O banco de investimento americano Goldman Sachs estima que a Turquia gastou cerca de US$ 60 bilhões em intervenções cambiais desde o início de 2020. O dólar está se enfraquecendo internacionalmente devido ao fraco desempenho dos Estados Unidos durante a pandemia e deve continuar depois de setembro. Mas para evitar a valorização do dólar na Turquia, o Banco Central do país vende dólares continuamente por meio de bancos públicos. Mas esses esforços não são suficientes; Desde a forte alta do dólar em maio, a tendência de alta das moedas continua.

O aumento, semelhante ao de agosto de 2018, em maio foi mantido em 6,85 com o acordo de troca com o Catar. Hoje as coisas estão mais difíceis porque os recursos em moeda estrangeira estão se esgotando.

Aumento da dívida, nenhum dinheiro para pagar

A situação da Turquia está piorando porque há uma dependência constante de moeda estrangeira. A economia é altamente dependente de importações; a moeda estrangeira é necessária para a produção. Toda a economia está endividada, especialmente o setor privado, sendo a moeda estrangeira necessária para conversão da dívida. Mas existem grandes problemas na entrada de divisas. O setor do turismo, que é um dos principais geradores de divisas para a Turquia, está em uma situação difícil este ano. A receita do turismo, que foi de US$ 33 bilhões em 2019, deve cair em mais de 50%. O principal destino das exportações é a economia da UE e as coisas não vão bem para os países da UE. Por exemplo, veremos uma quantidade considerável de receita e perda em moeda estrangeira em Bursa, que é o epicentro da indústria automotiva, e em Gebze, que é uma grande cidade industrial.

Os investidores estrangeiros são a principal fonte de capital especulativo desde 2002 e não estão mais interessados ​​na Turquia como área de investimento. Nos últimos 12 meses, os investidores estrangeiros retiraram US$ 12 bilhões em dinheiro. O investimento estrangeiro direto diminuiu 54% nos últimos 5 anos. A participação de investidores estrangeiros na Bolsa de Valores de Istambul caiu para menos de 50% pela primeira vez desde que o AKP chegou ao poder. E a participação de estrangeiros nas compras de títulos públicos diminuiu de 20% para 4%.

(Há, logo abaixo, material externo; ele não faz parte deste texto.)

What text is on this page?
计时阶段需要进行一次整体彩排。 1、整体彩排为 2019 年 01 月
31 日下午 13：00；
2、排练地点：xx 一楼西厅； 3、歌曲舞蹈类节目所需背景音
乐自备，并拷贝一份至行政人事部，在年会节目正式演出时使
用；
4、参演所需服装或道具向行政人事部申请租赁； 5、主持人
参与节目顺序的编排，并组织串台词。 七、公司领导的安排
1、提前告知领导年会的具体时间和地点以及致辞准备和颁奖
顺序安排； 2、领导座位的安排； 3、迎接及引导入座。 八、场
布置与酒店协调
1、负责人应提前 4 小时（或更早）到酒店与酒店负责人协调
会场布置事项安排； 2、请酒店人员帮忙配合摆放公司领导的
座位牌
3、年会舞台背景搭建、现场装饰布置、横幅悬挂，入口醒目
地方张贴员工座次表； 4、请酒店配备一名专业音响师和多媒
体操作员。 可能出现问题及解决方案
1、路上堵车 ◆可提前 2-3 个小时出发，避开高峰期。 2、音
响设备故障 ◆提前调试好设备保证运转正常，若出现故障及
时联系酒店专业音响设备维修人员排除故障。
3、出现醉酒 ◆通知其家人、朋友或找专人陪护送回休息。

As reservas do Banco Central não estão mais como antes. Não está fácil fechar o deficit cambial e encontrar divisas de 170 bilhões de dólares a serem pagas em 2020. Além da demanda por divisas necessária para pagar a dívida, há também a demanda dos cidadãos por depósitos em moeda estrangeira, devido à desvalorização do TL. Esse ciclo acelera e agrava a situação. A participação em moeda estrangeira nos depósitos totais aumentou 47,8% em julho de 2020; Os depósitos em moeda estrangeira de residentes nacionais estabeleceram um recorde de US$ 204 bilhões.

Conclusão

A recente alta da moeda estrangeira indica uma tendência perigosa para a economia. Os locais de câmbio estão bloqueados pelo poder político. Se não houver fluxo sério de divisas de turismo, importação, investidores estrangeiros, swaps internacionais, ou seja, de qualquer canal, o fim da história, combinado com a devastação causada pela pandemia, será similar a agosto de 2018. Nessas condições, a reação dos pobres não pode se limitar às urnas; Podemos perceber que o desemprego, que se transforma em desastre, pode desencadear reações espontâneas na rua.